The Trip to Italy: Brydon and Coogan ride again
It has all the ingredients of the excellent first series, but something's amiss on The Trip to Italy
THE first series of The Trip was a quiet delight. In the unpromising conceit of Steve Coogan and Rob Brydon reviewing northern English restaurants, it found both humour and sadness.
The comedy was broad, much of it deriving from Brydon and Coogan’s attempts to outdo each other with impersonations, but the tone was unusually delicate. An air of melancholy seeped in whenever the two men stopped talking.
The promise of new episodes, set in Italy, therefore provoked mixed feelings. Would Michael Winterbottom, who directs the largely improvised series, find a way of stretching his fragile formula without breaking it.
Tentatively, the answer seems to be no.
It’s good to see Brydon and Coogan back on screen together, but as they start up the old schtick it feels a bit tired.
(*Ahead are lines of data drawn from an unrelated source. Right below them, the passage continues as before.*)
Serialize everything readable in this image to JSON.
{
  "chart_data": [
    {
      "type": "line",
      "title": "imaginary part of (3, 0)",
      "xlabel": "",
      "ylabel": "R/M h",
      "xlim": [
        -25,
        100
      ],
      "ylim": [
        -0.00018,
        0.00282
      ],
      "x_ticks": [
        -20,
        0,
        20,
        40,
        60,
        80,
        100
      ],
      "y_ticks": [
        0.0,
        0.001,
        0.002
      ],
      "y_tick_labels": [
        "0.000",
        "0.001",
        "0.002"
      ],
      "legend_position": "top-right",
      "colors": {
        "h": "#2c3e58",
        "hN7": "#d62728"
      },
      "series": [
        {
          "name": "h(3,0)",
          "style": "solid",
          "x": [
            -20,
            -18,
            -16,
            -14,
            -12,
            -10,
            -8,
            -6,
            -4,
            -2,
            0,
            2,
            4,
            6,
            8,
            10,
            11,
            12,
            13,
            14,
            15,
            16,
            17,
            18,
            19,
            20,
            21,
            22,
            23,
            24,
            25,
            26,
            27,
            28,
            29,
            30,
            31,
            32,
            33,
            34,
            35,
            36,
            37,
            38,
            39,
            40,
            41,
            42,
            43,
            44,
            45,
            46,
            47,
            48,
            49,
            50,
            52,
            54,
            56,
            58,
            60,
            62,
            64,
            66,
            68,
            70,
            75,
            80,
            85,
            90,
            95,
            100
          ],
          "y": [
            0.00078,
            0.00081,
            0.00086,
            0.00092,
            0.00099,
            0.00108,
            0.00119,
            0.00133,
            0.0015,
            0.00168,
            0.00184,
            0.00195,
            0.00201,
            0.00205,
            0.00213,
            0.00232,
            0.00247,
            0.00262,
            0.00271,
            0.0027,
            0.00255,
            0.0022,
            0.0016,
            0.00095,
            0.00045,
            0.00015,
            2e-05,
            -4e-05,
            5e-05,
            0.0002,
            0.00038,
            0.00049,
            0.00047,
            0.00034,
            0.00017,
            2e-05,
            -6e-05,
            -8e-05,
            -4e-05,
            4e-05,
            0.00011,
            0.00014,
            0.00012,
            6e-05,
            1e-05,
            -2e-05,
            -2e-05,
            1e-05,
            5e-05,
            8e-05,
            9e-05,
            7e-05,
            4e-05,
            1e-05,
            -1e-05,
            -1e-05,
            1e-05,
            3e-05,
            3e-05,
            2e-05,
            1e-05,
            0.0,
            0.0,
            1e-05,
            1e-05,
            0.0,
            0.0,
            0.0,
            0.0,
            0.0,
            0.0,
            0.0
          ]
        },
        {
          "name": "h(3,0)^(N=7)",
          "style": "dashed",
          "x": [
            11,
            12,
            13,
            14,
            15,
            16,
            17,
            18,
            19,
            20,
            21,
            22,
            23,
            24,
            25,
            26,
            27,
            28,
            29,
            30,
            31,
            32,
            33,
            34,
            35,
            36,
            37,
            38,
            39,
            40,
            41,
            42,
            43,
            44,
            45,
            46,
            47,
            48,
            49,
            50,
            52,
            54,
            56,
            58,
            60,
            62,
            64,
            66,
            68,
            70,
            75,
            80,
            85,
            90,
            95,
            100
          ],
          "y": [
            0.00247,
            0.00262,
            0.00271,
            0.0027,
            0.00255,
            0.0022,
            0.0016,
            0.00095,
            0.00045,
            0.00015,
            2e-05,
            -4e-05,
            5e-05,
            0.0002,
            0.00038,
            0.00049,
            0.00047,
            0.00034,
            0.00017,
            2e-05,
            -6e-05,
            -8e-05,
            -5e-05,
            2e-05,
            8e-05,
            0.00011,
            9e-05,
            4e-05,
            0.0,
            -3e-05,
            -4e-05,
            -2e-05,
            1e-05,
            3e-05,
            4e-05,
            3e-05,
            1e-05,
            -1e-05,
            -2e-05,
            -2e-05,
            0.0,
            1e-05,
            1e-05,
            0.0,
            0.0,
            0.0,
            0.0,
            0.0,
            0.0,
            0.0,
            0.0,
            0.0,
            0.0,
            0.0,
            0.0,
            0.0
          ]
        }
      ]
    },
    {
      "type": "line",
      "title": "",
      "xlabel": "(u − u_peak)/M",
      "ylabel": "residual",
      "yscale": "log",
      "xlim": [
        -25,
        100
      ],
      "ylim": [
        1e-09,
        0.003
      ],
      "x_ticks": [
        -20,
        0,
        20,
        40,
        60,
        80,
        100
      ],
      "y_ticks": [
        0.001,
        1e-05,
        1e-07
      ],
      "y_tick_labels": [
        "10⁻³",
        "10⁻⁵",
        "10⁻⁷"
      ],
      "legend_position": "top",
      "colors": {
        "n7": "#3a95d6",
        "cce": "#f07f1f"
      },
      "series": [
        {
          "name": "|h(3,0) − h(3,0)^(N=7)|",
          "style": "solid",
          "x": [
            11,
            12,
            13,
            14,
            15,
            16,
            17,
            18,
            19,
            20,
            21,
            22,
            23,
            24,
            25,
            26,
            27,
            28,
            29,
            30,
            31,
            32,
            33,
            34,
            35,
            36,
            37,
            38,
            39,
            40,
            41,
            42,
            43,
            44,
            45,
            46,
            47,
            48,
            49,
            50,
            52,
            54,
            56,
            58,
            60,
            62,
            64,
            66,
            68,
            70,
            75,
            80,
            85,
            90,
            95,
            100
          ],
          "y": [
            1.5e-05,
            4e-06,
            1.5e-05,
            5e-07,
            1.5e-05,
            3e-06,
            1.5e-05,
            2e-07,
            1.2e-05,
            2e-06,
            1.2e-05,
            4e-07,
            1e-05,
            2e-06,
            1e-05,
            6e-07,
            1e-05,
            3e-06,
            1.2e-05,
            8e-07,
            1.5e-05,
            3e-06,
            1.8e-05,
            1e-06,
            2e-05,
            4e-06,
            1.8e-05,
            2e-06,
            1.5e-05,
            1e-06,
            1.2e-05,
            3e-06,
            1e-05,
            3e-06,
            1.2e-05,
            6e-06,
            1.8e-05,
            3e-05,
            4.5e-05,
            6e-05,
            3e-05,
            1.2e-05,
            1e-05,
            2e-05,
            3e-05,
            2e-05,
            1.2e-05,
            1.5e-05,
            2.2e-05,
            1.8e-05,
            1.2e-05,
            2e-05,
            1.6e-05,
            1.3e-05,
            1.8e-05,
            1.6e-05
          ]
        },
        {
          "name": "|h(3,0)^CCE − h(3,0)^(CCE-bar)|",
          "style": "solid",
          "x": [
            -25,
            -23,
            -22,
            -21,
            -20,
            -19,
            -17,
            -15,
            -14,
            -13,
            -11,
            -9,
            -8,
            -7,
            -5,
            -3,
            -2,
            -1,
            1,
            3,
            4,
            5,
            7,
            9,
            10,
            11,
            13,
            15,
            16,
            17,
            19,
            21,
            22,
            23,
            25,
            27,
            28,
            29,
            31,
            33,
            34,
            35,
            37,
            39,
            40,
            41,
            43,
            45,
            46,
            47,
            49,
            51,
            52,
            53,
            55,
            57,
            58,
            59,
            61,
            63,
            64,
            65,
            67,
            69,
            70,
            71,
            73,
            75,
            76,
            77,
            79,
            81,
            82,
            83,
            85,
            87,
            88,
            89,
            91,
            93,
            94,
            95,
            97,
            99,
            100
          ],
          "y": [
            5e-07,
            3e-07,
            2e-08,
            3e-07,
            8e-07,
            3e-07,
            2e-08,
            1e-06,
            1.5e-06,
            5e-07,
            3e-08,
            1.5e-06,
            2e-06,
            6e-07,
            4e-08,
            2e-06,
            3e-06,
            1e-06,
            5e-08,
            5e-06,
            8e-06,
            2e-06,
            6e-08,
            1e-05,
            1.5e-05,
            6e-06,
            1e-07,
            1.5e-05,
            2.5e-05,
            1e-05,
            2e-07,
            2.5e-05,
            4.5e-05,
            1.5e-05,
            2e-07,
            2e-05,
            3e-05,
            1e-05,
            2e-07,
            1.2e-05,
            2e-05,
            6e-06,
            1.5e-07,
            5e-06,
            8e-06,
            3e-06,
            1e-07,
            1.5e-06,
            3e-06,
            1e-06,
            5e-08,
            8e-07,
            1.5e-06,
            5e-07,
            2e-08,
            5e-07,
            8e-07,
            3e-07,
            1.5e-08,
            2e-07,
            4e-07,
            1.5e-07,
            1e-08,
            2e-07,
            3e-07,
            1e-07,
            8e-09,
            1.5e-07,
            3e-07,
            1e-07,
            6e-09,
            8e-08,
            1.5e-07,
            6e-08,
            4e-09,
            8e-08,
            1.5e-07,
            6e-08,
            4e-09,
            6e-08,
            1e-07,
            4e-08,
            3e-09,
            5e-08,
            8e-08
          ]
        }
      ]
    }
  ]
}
The characters’ willingness to acknowledge the sense of deja vu does not entirely dispel it.
“We’re not going to do any impressions, are we?” Coogan says. “Because we talked about that.” Nevertheless, Brydon has broken the rule less than 90 seconds in.
The real problem, though, is that it’s too amiable. Coogan’s character, edgy and brittle in the first series, seems to have mellowed. Even the news that his much-discussed American show is on “permanent hiatus” leaves him relatively untroubled, and Brydon’s suggestion that he should retire provokes only mild irritation.
Without that sliver of cruelty, it’s all rather aimless - like a middle-class Top Gear special, with passive-aggressive bickering instead of faux macho banter. And the Italian scenery has neither the beauty nor the drama of the northern English landscape of the first series.
Perhaps it’s all part of the plan, and subsequent episodes will undercut the complacent air of the first. After all, the last series worked cumulatively, with its rhythms, revelations and evasions building over time.
Maybe. The episode ended well, with Brydon, surrounded by young and beautiful Italians, reflecting on the invisibility of the middle-aged. “They think we’re two elderly homosexuals,” he says, “on a last tour of Europe before we die.”